For site conversions, 42.86 percent of respondents said they didn’t know how, while 14.29 percent said they didn’t have time and 4.76 percent said they didn’t have the budget for it. Another 38.08 percent cited other reasons.
For e-commerce conversions, 44.44 percent said they didn’t know how, while 38.89 percent said they didn’t have the budget and 5.65 percent said they didn’t have time. Another 11.02 percent cited other reasons.
The open rate is the most important part of the e-mail campaign lifecycle according to respondents.
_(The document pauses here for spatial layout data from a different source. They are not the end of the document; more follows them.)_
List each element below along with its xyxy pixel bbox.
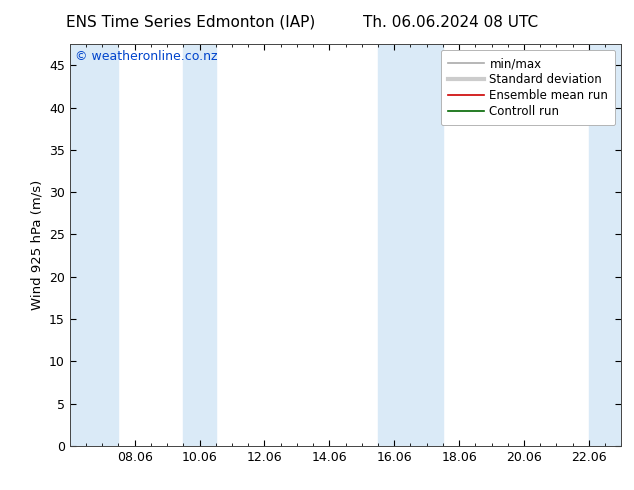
Bar <box>589 44 621 446</box>
Legend: min/max, Standard deviation, Ensemble mean run, Controll run: min/max, Standard deviation, Ensemble me… <box>441 50 616 125</box>
Bar <box>183 44 216 446</box>
Text: © weatheronline.co.nz: © weatheronline.co.nz <box>75 50 217 63</box>
Y-axis label: Wind 925 hPa (m/s): Wind 925 hPa (m/s) <box>30 180 44 310</box>
Text: Th. 06.06.2024 08 UTC: Th. 06.06.2024 08 UTC <box>363 15 538 30</box>
Text: ENS Time Series Edmonton (IAP): ENS Time Series Edmonton (IAP) <box>65 15 315 30</box>
Bar <box>70 44 119 446</box>
Bar <box>378 44 443 446</box>
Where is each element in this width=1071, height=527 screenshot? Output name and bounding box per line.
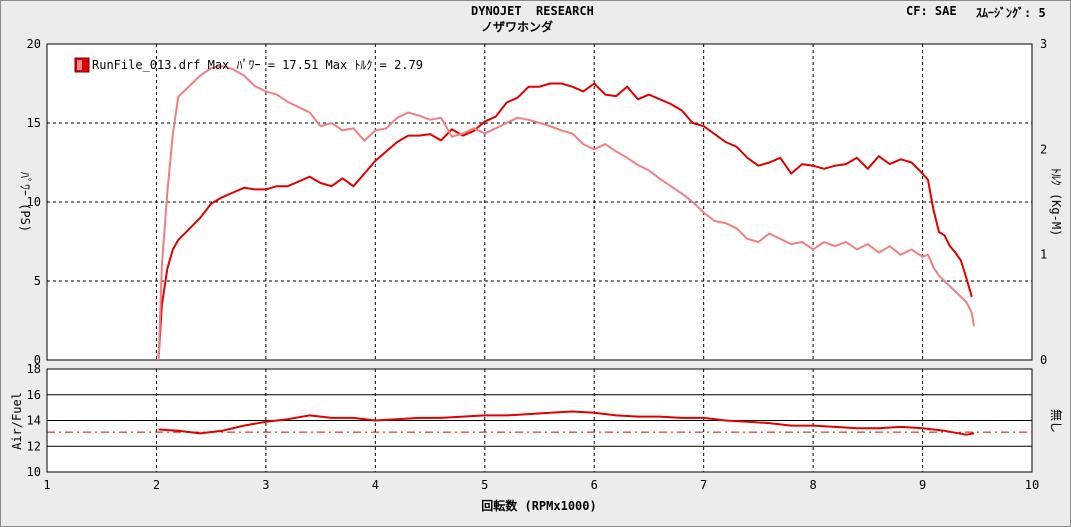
x-tick-label: 7: [700, 478, 707, 492]
air-fuel-tick-label: 10: [27, 465, 41, 479]
x-tick-label: 10: [1025, 478, 1039, 492]
x-tick-label: 9: [919, 478, 926, 492]
x-tick-label: 4: [372, 478, 379, 492]
power-tick-label: 10: [27, 195, 41, 209]
legend-swatch-highlight: [77, 60, 82, 70]
correction-factor: CF: SAE: [906, 4, 957, 18]
x-tick-label: 1: [43, 478, 50, 492]
torque-tick-label: 3: [1040, 37, 1047, 51]
x-tick-label: 8: [809, 478, 816, 492]
x-tick-label: 2: [153, 478, 160, 492]
x-axis-label: 回転数 (RPMx1000): [481, 498, 596, 513]
x-tick-label: 3: [262, 478, 269, 492]
power-tick-label: 15: [27, 116, 41, 130]
air-fuel-tick-label: 18: [27, 362, 41, 376]
smoothing-setting: ｽﾑｰｼﾞﾝｸﾞ: 5: [976, 6, 1046, 20]
lower-series: [158, 410, 975, 436]
power-tick-label: 0: [34, 353, 41, 367]
legend: RunFile_013.drf Max ﾊﾟﾜｰ = 17.51 Max ﾄﾙｸ…: [74, 57, 423, 73]
air-fuel-tick-label: 12: [27, 439, 41, 453]
torque-tick-label: 0: [1040, 353, 1047, 367]
upper-ticks: 0 5 10 15 20 0 1 2 3: [27, 37, 1048, 367]
torque-curve: [157, 65, 975, 361]
x-tick-labels: 1 2 3 4 5 6 7 8 9 10: [43, 478, 1039, 492]
upper-series: [157, 65, 975, 361]
x-tick-label: 5: [481, 478, 488, 492]
torque-axis-label: ﾄﾙｸ (Kg-M): [1049, 168, 1063, 237]
legend-text: RunFile_013.drf Max ﾊﾟﾜｰ = 17.51 Max ﾄﾙｸ…: [92, 58, 423, 72]
power-curve: [157, 82, 973, 357]
torque-tick-label: 2: [1040, 142, 1047, 156]
air-fuel-right-label: 無し: [1049, 409, 1064, 433]
torque-tick-label: 1: [1040, 248, 1047, 262]
air-fuel-tick-label: 14: [27, 414, 41, 428]
chart-title: DYNOJET RESEARCH: [471, 4, 594, 18]
x-tick-label: 6: [591, 478, 598, 492]
chart-subtitle: ノザワホンダ: [481, 20, 554, 34]
air-fuel-axis-label: Air/Fuel: [10, 392, 24, 450]
power-tick-label: 20: [27, 37, 41, 51]
lower-ticks: 10 12 14 16 18: [27, 362, 41, 479]
power-axis-label: ﾊﾟﾜｰ (PS): [18, 172, 32, 232]
air-fuel-tick-label: 16: [27, 388, 41, 402]
afr-curve: [158, 410, 975, 436]
power-tick-label: 5: [34, 274, 41, 288]
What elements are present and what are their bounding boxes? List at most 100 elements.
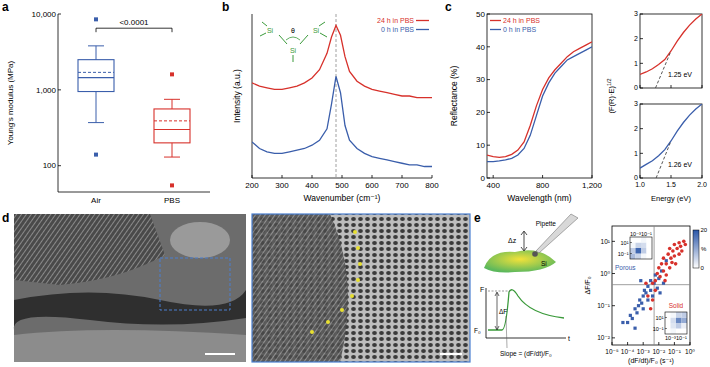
point: [677, 241, 681, 245]
chart: 200300400500600700800Wavenumber (cm⁻¹)In…: [232, 14, 439, 203]
tick: [432, 175, 433, 178]
colorbar-label: %: [701, 246, 707, 252]
tick: [542, 175, 543, 178]
line: [656, 51, 672, 88]
point: [649, 307, 653, 311]
tick-label: 10¹: [656, 315, 664, 321]
point: [642, 294, 645, 297]
tick-label: 200: [245, 181, 259, 190]
tick: [592, 175, 593, 178]
label: Si: [541, 260, 547, 267]
point: [668, 266, 672, 270]
bond: [293, 55, 294, 62]
bond: [260, 33, 266, 36]
mean: [154, 120, 190, 121]
line: [252, 25, 432, 97]
heat-cell: [647, 243, 653, 249]
panel-letter: e: [474, 211, 481, 225]
tick: [612, 342, 613, 345]
axis-label-text: (F(R)·E): [607, 86, 616, 114]
tick: [640, 38, 643, 39]
point: [654, 289, 658, 293]
annotation: <0.0001: [119, 18, 149, 27]
heat-cell: [676, 329, 682, 335]
heat-cell: [630, 248, 636, 254]
point: [631, 317, 634, 320]
mean: [78, 72, 114, 73]
si-particle: [532, 251, 538, 257]
plot-marks: [640, 104, 702, 178]
legend-label: 24 h in PBS: [377, 17, 414, 24]
tick: [58, 14, 61, 15]
colorbar: 020%: [693, 227, 708, 271]
panel-letter: a: [2, 0, 9, 14]
axis-label: Intensity (a.u.): [232, 69, 242, 123]
tick-label: 10⁻³: [665, 335, 676, 341]
heat-cell: [671, 312, 677, 318]
axis-label: Wavelength (nm): [507, 193, 572, 203]
heat-cell: [636, 254, 642, 260]
tick-label: 500: [335, 181, 349, 190]
legend-label: 0 h in PBS: [381, 26, 414, 33]
tick-label: 400: [305, 181, 319, 190]
heat-cell: [665, 323, 671, 329]
bracket: [96, 28, 172, 32]
axis: [252, 14, 253, 178]
plot-marks: [640, 14, 702, 88]
point: [658, 291, 661, 294]
whisker: [96, 46, 97, 60]
colorbar-bar: [693, 230, 699, 268]
marker-dot: [353, 230, 357, 234]
label: Δz: [508, 237, 517, 244]
tick-label: 3: [634, 10, 638, 17]
point: [671, 249, 675, 253]
marker-dot: [358, 262, 362, 266]
tick: [612, 337, 615, 338]
marker-dot: [356, 246, 360, 250]
tick-label: 1: [634, 60, 638, 67]
tick-label: 1: [634, 150, 638, 157]
feature: [170, 222, 230, 258]
lattice-region: [252, 214, 348, 362]
line: [640, 14, 702, 74]
point: [633, 307, 636, 310]
legend-swatch: [416, 29, 429, 30]
tick: [640, 175, 641, 178]
heat-cell: [636, 243, 642, 249]
axis-label: Reflectance (%): [449, 66, 459, 127]
heat-cell: [671, 323, 677, 329]
tick-label: 10⁻¹: [618, 251, 629, 257]
point: [633, 327, 636, 330]
tick: [640, 88, 643, 89]
point: [639, 279, 642, 282]
heat-cell: [682, 318, 688, 324]
bond: [279, 35, 287, 44]
median: [78, 77, 114, 78]
heat-cell: [671, 329, 677, 335]
bond: [262, 22, 267, 26]
scale-bar: [205, 353, 235, 355]
tick-label: 10⁻²: [597, 334, 611, 341]
whisker: [172, 143, 173, 157]
tick-label: 2: [634, 35, 638, 42]
tick: [640, 14, 643, 15]
tick: [640, 63, 643, 64]
tick: [487, 145, 490, 146]
tick-label: 0: [481, 174, 486, 183]
point: [644, 281, 648, 285]
tick-label: 40: [476, 43, 485, 52]
heat-cell: [676, 323, 682, 329]
axis-label: ΔF/F₀: [584, 276, 591, 294]
tick: [671, 175, 672, 178]
tick-label: 0: [701, 265, 705, 271]
heat-cell: [665, 312, 671, 318]
median: [154, 129, 190, 130]
heat-cell: [682, 312, 688, 318]
label: F₀: [474, 327, 481, 334]
whisker-cap: [164, 99, 180, 100]
line: [487, 42, 592, 157]
point: [637, 304, 640, 307]
inset-frame: [665, 312, 687, 334]
tick-label: 800: [425, 181, 439, 190]
point: [666, 252, 670, 256]
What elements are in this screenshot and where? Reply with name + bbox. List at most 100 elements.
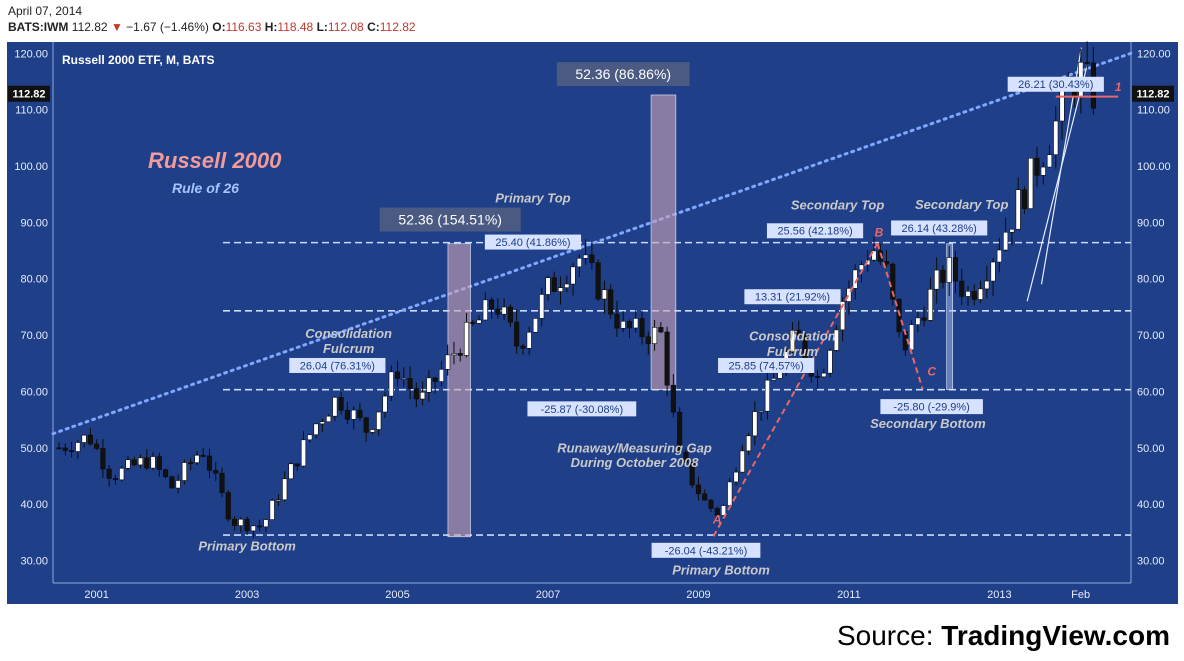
candle-body [438, 369, 444, 382]
candle-body [307, 434, 313, 441]
candle-body [206, 455, 213, 471]
chart-annotation: Primary Bottom [672, 563, 770, 578]
candle-body [814, 376, 821, 378]
candle-body [952, 257, 959, 282]
candle-body [626, 320, 633, 329]
y-tick-label-left: 70.00 [20, 330, 48, 342]
y-tick-label-left: 110.00 [15, 105, 48, 117]
candle-body [275, 499, 281, 502]
measurement-badge-bg [766, 223, 864, 239]
x-tick-label: 2003 [235, 589, 259, 601]
candle-body [570, 266, 576, 285]
x-tick-label: 2001 [84, 589, 108, 601]
candle-body [677, 411, 683, 453]
measurement-badge-text: 26.14 (43.28%) [902, 223, 977, 235]
candle-body [213, 470, 219, 474]
candle-body [846, 288, 852, 302]
candle-body [181, 462, 187, 481]
long-term-trendline [51, 51, 1133, 436]
y-tick-label-right: 100.00 [1137, 161, 1171, 173]
candle-body [81, 434, 87, 443]
candle-body [915, 317, 921, 325]
pattern-point-label: A [712, 512, 722, 526]
candle-body [451, 353, 457, 356]
chart-annotation: Runaway/Measuring Gap [557, 440, 712, 455]
candle-body [188, 462, 194, 465]
source-prefix: Source: [836, 620, 934, 651]
candle-body [670, 384, 676, 413]
y-tick-label-right: 110.00 [1137, 105, 1170, 117]
measurement-badge-text: -26.04 (-43.21%) [665, 545, 748, 557]
price-chart[interactable]: 30.00 30.00 40.00 40.00 50.00 50.00 60.00 60.00… [0, 40, 1184, 606]
measurement-badge-bg [891, 220, 988, 236]
high-value: 118.48 [277, 20, 314, 34]
candle-body [363, 417, 369, 433]
quote-bar: BATS:IWM 112.82 ▼ −1.67 (−1.46%) O:116.6… [8, 20, 416, 34]
last-price: 112.82 [71, 20, 108, 34]
chart-annotation: Fulcrum [767, 344, 819, 359]
candle-body [608, 289, 614, 315]
candle-body [764, 379, 770, 412]
price-marker-left-bg [8, 85, 50, 102]
candle-body [300, 439, 307, 467]
candle-body [777, 372, 783, 379]
candle-body [489, 299, 495, 310]
plot-background [7, 42, 1178, 604]
candle-body [984, 280, 990, 290]
chart-annotation: Secondary Bottom [870, 416, 986, 431]
candle-body [351, 409, 357, 420]
candle-body [739, 450, 745, 473]
candle-body [401, 377, 407, 380]
measured-range-box [447, 243, 471, 538]
candle-body [56, 447, 62, 450]
candle-body [840, 301, 846, 331]
candle-body [557, 287, 564, 292]
candle-body [369, 429, 376, 433]
candle-body [996, 249, 1002, 263]
measurement-badge-text: 25.56 (42.18%) [777, 226, 852, 238]
pattern-leg-bc [876, 242, 924, 390]
candle-body [319, 421, 325, 425]
candle-body [1003, 231, 1009, 251]
candle-body [1046, 154, 1053, 168]
candle-body [664, 331, 670, 386]
candle-body [890, 263, 896, 300]
y-tick-label-left: 120.00 [14, 48, 48, 60]
candle-body [545, 277, 551, 295]
candle-body [883, 261, 890, 265]
measurement-badge-text: 52.36 (154.51%) [398, 212, 502, 228]
candle-body [965, 290, 971, 297]
candle-body [357, 409, 363, 419]
y-tick-label-left: 60.00 [20, 386, 48, 398]
y-tick-label-left: 80.00 [20, 274, 48, 286]
candle-body [495, 308, 501, 315]
candle-body [476, 319, 482, 324]
candle-body [614, 313, 620, 329]
candle-body [501, 306, 507, 315]
channel-lower-line [1026, 64, 1088, 302]
measurement-badge-bg [289, 357, 386, 373]
measurement-badge-text: 25.85 (74.57%) [729, 360, 804, 372]
measurement-badge-bg [1007, 76, 1104, 92]
candle-body [507, 306, 513, 323]
candle-body [1084, 61, 1090, 64]
x-tick-label: Feb [1071, 589, 1090, 601]
close-value: 112.82 [379, 20, 416, 34]
candle-body [514, 321, 520, 347]
candle-body [94, 443, 100, 449]
measurement-badge-bg [651, 542, 761, 558]
x-tick-label: 2009 [686, 589, 710, 601]
low-value: 112.08 [327, 20, 364, 34]
candle-body [940, 269, 946, 283]
candle-body [683, 451, 689, 463]
candle-body [238, 518, 244, 526]
candle-body [714, 508, 720, 516]
candle-body [388, 371, 394, 397]
candle-body [463, 321, 470, 356]
candle-body [921, 317, 927, 321]
candle-body [708, 499, 714, 509]
candle-body [526, 331, 532, 349]
candle-body [169, 476, 175, 489]
measurement-badge-bg [556, 62, 690, 87]
chart-annotation: Secondary Top [915, 197, 1008, 212]
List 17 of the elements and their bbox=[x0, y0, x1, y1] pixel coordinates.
The click-through rate is second, followed by the open-to-click ratio, specific link clicked, delivery rate, conversion rate, unsubscribe rate, track campaign source, drill down into segments and positive vs. negative clicks, in that order.
After gleaning e-mail analytics data, 74.03 percent of marketers share this information with executives, while 61.33 percent share it with corporate marketing, 42.54 percent share it with advertising, marketing or PR agency, 30.94 percent share it with direct sales and 23.76 percent share it with e-commerce.
Google Analytics was the most popular tool for tracking campaigns for both site conversions and e-commerce conversions.
For site conversions, 60.49 percent of respondents said they used Google Analytics, followed by 20.99 percent who said they used an e-mail platform, 12.35 percent who said they used Omniture, 11.11 percent who used Web Trends and 3.70 percent who said they used Coremetrics.
For e-commerce conversions, 39.29 percent of respondents used Google Analytics, 30.36 percent used Omniture, 17.86 percent used an e-mail platform, 10.71 percent used an e-commerce provider, 10.71 percent used Coremetrics, 5.36 percent used Web Trends and 3.57 percent used in-house tools.